Дед в это лето умер. Тихо как-то, незаметно. Вроде и не болел, и дела справлял исправно. Но вот ввечеру закончил с норками возиться, клетки чистить, присел  возле хлева, а когда бабка пошла его ужинать звать, он мертвый на завалинке лежит.

Бабка заголосила, все выбежали. Потом полный дом народа на следующий день набилось. И Московские приехали и Воронежские и Тамбовские. Столько родни оказалось, Хельга даже не знала, что их столько. Человек пятьдесят собралось, не меньше.
 Разместили их напротив в лесничестве. Там полдома семья занимала, вторую половину контора. Вот в конторе на три дня и разместили.
Сами похороны и поминки Хельге смутно запомнились. Она сама не горевала, да и возможность у нее появилась на время к подружке сбежать. С хлопотами и заботами всем не до нее. А она и рада, чем на кладбище тащиться, больно ей это нужно, лучше с подружкой посидеть. И ночевала тоже у нее же, мать договорилась. Дома все забито.

А после похорон все стали разъезжаться, отцу сказали, что девять дней и сороковины дома отметят, не поедут в даль такую, да и работать всем нужно. Воронежский брат отца, мать, бабку Катю, с собой увозил. Так вот бабка и съехала и половина их стала отцу принадлежать, бабка от своей доли в доме в пользу сына отказалась.
А еще через неделю и бабка Дуня, совсем уже плохая, почти потерявшая память, уезжала с Валентиной. Далеко им ехать, но она не хотела больше с Галиной жить. Никак не хотела. И остались они вчетвером на весь большой дом.

Дед дверной проем прорубил во вторую половину, Двери двустворчатые, красивые сделал. В комнате сняли часть перегородок и стала одна большая 24-метровая комната. В маленькую террасу дед дверь заделал, теперь один главный вход был, а терраска малая, просто как пристройка. Кухню перенесли в бывшую бабкину комнату, а здесь свободный коридор образовался.

Просторно в доме стало, привольно, непривычно для Хельги, но потом быстро пообвыклась и как будто всегда так было. Зато теперь она подружек к себе позвать могла, есть где разместиться свои девичьи тайны обговорить, музыку послушать. Радиола у них хорошая, пластинок много, а в комнате даже танцевать есть где. Рай.

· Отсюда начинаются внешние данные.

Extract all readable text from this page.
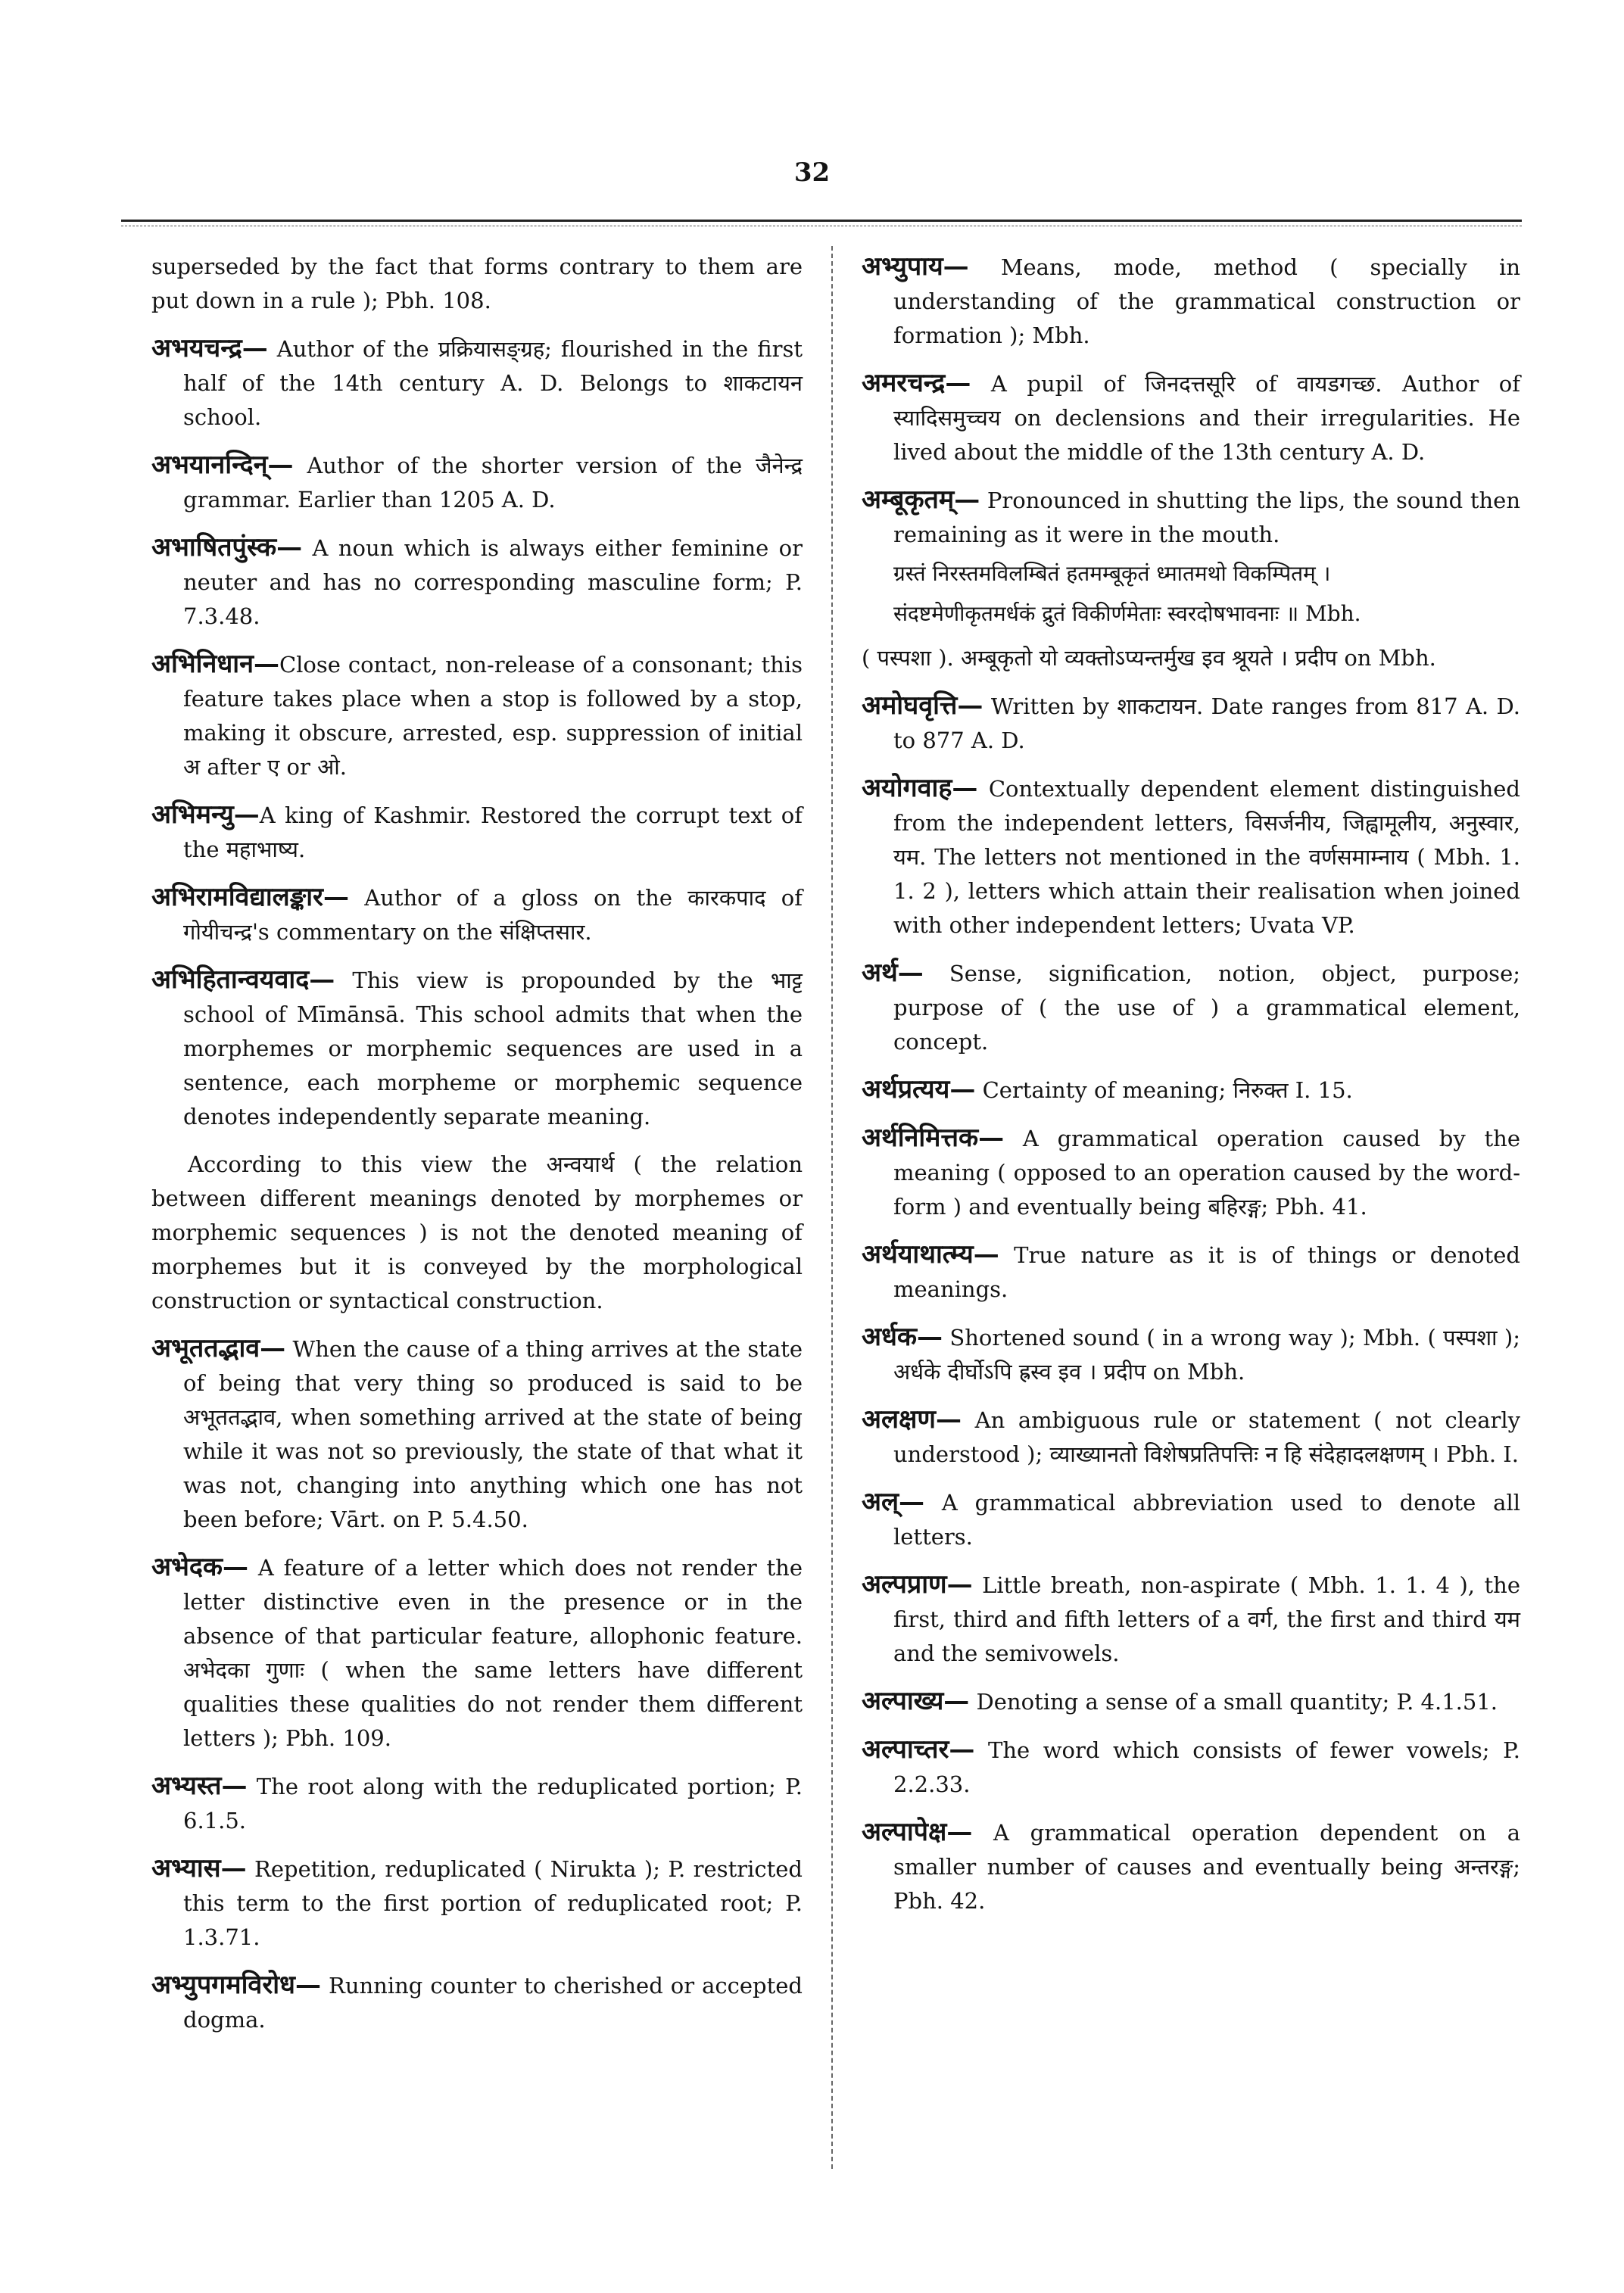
32

superseded by the fact that forms contrary to them are put down in a rule ); Pbh. 108.

अभयचन्द्र— Author of the प्रक्रियासङ्ग्रह; flourished in the first half of the 14th century A. D. Belongs to शाकटायन school.

अभयानन्दिन्— Author of the shorter version of the जैनेन्द्र grammar. Earlier than 1205 A. D.

अभाषितपुंस्क— A noun which is always either feminine or neuter and has no corresponding masculine form; P. 7.3.48.

अभिनिधान—Close contact, non-release of a consonant; this feature takes place when a stop is followed by a stop, making it obscure, arrested, esp. suppression of initial अ after ए or ओ.

अभिमन्यु—A king of Kashmir. Restored the corrupt text of the महाभाष्य.

अभिरामविद्यालङ्कार— Author of a gloss on the कारकपाद of गोयीचन्द्र's commentary on the संक्षिप्तसार.

अभिहितान्वयवाद— This view is propounded by the भाट्ट school of Mīmānsā. This school admits that when the morphemes or morphemic sequences are used in a sentence, each morpheme or morphemic sequence denotes independently separate meaning.

According to this view the अन्वयार्थ ( the relation between different meanings denoted by morphemes or morphemic sequences ) is not the denoted meaning of morphemes but it is conveyed by the morphological construction or syntactical construction.

अभूततद्भाव— When the cause of a thing arrives at the state of being that very thing so produced is said to be अभूततद्भाव, when something arrived at the state of being while it was not so previously, the state of that what it was not, changing into anything which one has not been before; Vārt. on P. 5.4.50.

अभेदक— A feature of a letter which does not render the letter distinctive even in the presence or in the absence of that particular feature, allophonic feature. अभेदका गुणाः ( when the same letters have different qualities these qualities do not render them different letters ); Pbh. 109.

अभ्यस्त— The root along with the reduplicated portion; P. 6.1.5.

अभ्यास— Repetition, reduplicated ( Nirukta ); P. restricted this term to the first portion of reduplicated root; P. 1.3.71.

अभ्युपगमविरोध— Running counter to cherished or accepted dogma.

अभ्युपाय— Means, mode, method ( specially in understanding of the grammatical construction or formation ); Mbh.

अमरचन्द्र— A pupil of जिनदत्तसूरि of वायडगच्छ. Author of स्यादिसमुच्चय on declensions and their irregularities. He lived about the middle of the 13th century A. D.

अम्बूकृतम्— Pronounced in shutting the lips, the sound then remaining as it were in the mouth.

ग्रस्तं निरस्तमविलम्बितं हतमम्बूकृतं ध्मातमथो विकम्पितम् ।

संदष्टमेणीकृतमर्धकं द्रुतं विकीर्णमेताः स्वरदोषभावनाः ॥ Mbh.

( पस्पशा ). अम्बूकृतो यो व्यक्तोऽप्यन्तर्मुख इव श्रूयते । प्रदीप on Mbh.

अमोघवृत्ति— Written by शाकटायन. Date ranges from 817 A. D. to 877 A. D.

अयोगवाह— Contextually dependent element distinguished from the independent letters, विसर्जनीय, जिह्वामूलीय, अनुस्वार, यम. The letters not mentioned in the वर्णसमाम्नाय ( Mbh. 1. 1. 2 ), letters which attain their realisation when joined with other independent letters; Uvata VP.

अर्थ— Sense, signification, notion, object, purpose; purpose of ( the use of ) a grammatical element, concept.

अर्थप्रत्यय— Certainty of meaning; निरुक्त I. 15.

अर्थनिमित्तक— A grammatical operation caused by the meaning ( opposed to an operation caused by the word-form ) and eventually being बहिरङ्ग; Pbh. 41.

अर्थयाथात्म्य— True nature as it is of things or denoted meanings.

अर्धक— Shortened sound ( in a wrong way ); Mbh. ( पस्पशा ); अर्धके दीर्घोऽपि ह्रस्व इव । प्रदीप on Mbh.

अलक्षण— An ambiguous rule or statement ( not clearly understood ); व्याख्यानतो विशेषप्रतिपत्तिः न हि संदेहादलक्षणम् । Pbh. I.

अल्— A grammatical abbreviation used to denote all letters.

अल्पप्राण— Little breath, non-aspirate ( Mbh. 1. 1. 4 ), the first, third and fifth letters of a वर्ग, the first and third यम and the semivowels.

अल्पाख्य— Denoting a sense of a small quantity; P. 4.1.51.

अल्पाच्तर— The word which consists of fewer vowels; P. 2.2.33.

अल्पापेक्ष— A grammatical operation dependent on a smaller number of causes and eventually being अन्तरङ्ग; Pbh. 42.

С восьмого класса жизнь Хельги радикально изменилась. Теперь она могла ходить гулять с девчонками на танцы в клуб. Мать уже не могла ей запретить этого. 15 лет не тот возраст, чтобы удержать девчонку под своей юбкой. К тому же мать начала сдавать и прибаливать, а контроль естественно ослабился.
 Если с Хельгой не случилось пока ничего страшного, то в этом, так считала она, никакой заслуги матери не было. Просто она, Хельга, после того Мишкиного поступка не доверяла никому из ребят, и считала, что сама будет решать, с кем, где и как ей проводить время.

Если в младших классах ей приходилось отчаянными усилиями преодолевать настороженность детей в отношении нее, училкиной дочки, а значит наверняка доносчицы и вредины, то потом своим отчаянным бесшабашным поведением, своими далеко не безобидными выходками на уроках, доходящими иногда до грубости учителям, она доказала, что такая же как все, и преодолела барьер отчуждения, а потом стала душой стайки девчонок и заводилой во всех мероприятиях.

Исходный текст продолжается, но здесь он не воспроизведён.